CT scans of 18 consecutively registered patients (11 men, seven women; age range, 21-78 years) with pathologically confirmed appendiceal mucocele were reviewed retrospectively. Patients were classified into three groups according to pathologic results: nonneoplastic mucocele (n = 3), mucinous cystadenoma (n = 10), and mucinous cystadenocarcinoma (n = 5). The nonneoplastic and mucinous cystadenoma groups were formed into a benign group, and the mucinous cystadenocarcinoma constituted the malignant group. Two experienced radiologists working in consensus assessed the shape, short diameter, density, contour, and wall thickness of the masses. The presence of calcifications, internal septations, soft-tissue thickening, periappendiceal fat stranding, intraperitoneal free fluid and pseudomyxoma peritonei were also evaluated. The CT results were compared for malignant and benign appendiceal mucoceles.

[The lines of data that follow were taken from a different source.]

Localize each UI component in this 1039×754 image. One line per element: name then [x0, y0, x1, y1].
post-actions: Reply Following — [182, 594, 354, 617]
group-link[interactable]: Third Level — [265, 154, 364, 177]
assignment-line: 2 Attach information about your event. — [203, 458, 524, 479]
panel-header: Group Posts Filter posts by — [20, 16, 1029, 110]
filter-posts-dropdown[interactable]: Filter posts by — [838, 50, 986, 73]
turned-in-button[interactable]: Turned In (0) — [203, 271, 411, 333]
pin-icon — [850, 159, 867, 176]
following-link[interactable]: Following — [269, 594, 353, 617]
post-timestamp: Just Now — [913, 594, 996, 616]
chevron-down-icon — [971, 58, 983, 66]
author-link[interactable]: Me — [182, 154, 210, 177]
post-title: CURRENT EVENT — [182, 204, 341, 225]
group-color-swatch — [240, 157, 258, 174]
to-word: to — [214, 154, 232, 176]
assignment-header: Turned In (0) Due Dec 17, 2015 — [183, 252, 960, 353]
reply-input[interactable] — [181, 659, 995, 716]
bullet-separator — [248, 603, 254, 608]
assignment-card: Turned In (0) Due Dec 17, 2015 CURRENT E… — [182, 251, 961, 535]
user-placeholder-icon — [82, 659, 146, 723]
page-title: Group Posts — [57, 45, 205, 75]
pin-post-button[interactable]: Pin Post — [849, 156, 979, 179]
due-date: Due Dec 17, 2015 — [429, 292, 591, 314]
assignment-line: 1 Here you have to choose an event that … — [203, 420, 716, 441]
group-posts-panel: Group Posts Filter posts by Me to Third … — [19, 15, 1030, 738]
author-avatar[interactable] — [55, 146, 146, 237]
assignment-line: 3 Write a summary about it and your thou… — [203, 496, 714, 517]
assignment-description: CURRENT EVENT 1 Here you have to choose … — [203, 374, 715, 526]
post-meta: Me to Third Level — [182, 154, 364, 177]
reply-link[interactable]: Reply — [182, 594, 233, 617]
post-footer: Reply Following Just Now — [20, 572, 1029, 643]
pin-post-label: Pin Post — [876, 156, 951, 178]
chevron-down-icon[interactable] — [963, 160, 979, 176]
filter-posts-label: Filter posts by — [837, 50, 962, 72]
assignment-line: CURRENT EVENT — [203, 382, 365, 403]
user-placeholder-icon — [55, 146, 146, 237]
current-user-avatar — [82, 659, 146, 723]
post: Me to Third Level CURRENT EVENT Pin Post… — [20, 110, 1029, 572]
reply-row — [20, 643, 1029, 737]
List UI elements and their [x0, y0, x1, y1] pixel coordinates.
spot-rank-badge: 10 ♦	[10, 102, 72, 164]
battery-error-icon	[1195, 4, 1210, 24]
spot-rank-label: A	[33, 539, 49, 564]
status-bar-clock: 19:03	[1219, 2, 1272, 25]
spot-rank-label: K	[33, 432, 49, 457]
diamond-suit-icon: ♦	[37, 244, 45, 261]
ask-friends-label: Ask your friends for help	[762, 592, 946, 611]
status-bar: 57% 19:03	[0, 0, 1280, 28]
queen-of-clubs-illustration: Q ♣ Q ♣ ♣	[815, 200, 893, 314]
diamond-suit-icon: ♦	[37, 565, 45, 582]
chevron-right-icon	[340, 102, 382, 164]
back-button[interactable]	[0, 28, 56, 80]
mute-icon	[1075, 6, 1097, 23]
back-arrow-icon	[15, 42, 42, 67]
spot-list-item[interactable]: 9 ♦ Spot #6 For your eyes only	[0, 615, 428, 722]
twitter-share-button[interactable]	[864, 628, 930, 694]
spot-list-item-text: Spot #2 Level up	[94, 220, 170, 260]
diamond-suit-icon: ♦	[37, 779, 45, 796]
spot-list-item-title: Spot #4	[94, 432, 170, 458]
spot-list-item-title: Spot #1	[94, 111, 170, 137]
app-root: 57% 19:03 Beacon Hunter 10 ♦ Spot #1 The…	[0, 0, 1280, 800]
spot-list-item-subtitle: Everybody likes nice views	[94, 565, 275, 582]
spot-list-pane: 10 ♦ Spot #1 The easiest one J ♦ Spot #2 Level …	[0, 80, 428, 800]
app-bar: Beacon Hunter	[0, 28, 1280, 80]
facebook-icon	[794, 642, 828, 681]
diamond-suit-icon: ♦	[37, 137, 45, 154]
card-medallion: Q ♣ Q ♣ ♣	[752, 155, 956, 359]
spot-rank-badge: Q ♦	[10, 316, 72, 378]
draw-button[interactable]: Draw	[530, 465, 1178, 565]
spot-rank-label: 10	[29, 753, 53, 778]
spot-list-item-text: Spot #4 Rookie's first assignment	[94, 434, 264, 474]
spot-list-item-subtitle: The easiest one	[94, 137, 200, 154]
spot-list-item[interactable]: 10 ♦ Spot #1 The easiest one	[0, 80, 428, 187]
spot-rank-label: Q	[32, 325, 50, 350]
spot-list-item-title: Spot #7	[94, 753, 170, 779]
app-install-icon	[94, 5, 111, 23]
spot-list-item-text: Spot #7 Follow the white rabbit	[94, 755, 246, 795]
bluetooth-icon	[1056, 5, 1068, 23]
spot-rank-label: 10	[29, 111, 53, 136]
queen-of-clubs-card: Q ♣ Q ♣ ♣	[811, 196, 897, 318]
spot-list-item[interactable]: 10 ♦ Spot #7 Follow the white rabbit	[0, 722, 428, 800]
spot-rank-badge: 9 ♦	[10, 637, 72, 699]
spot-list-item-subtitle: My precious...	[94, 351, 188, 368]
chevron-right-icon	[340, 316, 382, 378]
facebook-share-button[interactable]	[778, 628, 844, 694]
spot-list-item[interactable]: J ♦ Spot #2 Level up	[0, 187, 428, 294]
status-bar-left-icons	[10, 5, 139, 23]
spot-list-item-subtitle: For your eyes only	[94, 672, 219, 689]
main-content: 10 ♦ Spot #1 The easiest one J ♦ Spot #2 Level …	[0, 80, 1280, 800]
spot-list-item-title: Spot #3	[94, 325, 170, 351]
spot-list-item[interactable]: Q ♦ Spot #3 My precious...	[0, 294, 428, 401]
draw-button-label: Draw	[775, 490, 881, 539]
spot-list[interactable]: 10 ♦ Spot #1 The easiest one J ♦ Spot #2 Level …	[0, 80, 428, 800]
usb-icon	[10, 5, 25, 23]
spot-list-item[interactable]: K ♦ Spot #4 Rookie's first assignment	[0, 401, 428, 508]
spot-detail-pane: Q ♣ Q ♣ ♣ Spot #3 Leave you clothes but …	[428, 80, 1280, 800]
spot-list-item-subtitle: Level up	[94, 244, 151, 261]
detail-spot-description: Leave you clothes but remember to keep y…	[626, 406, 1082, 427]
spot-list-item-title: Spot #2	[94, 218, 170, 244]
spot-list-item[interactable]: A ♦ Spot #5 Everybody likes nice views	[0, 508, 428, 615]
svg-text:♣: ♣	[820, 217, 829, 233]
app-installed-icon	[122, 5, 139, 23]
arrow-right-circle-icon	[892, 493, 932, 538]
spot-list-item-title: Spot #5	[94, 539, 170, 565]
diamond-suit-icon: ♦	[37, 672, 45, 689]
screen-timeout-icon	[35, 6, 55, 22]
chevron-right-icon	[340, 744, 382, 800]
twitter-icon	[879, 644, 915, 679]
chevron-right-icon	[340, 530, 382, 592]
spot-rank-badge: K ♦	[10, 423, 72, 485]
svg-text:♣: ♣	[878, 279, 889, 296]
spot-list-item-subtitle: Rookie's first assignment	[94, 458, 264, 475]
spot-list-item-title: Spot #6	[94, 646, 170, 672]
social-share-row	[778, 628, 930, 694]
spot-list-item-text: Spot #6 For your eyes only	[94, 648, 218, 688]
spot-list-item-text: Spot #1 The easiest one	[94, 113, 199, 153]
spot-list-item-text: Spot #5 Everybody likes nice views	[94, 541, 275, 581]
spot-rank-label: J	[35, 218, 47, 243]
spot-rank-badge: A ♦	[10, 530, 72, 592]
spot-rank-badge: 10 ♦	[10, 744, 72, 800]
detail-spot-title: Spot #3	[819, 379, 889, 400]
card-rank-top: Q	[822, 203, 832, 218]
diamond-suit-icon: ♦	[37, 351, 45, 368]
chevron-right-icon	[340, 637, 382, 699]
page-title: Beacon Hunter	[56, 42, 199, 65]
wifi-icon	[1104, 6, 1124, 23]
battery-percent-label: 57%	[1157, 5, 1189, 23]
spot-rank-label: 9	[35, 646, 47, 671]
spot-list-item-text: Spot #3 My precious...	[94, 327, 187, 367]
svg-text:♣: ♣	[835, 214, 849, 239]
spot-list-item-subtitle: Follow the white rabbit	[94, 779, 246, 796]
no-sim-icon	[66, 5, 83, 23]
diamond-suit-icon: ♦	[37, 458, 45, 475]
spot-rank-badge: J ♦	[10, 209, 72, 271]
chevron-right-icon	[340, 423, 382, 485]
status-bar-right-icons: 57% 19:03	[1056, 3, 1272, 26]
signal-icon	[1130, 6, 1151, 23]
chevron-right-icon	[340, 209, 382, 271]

CT showed statistically significant differences in wall irregularity and soft-tissue thickening between malignant and benign cases (p < 0.05). Short diameter of mucoceles, attenuation of intraluminal contents, maximal wall thickness, calcifications, internal septations, periappendiceal fat stranding, intraperitoneal free fluid, and pseudomyxoma peritonei in the lesions did not differ significantly between the benign and malignant groups (p > 0.05).


Differentiating malignant from benign mucoceles can be difficult with CT. Irregular walls and soft-tissue thickening are features most likely to be associated with malignancy.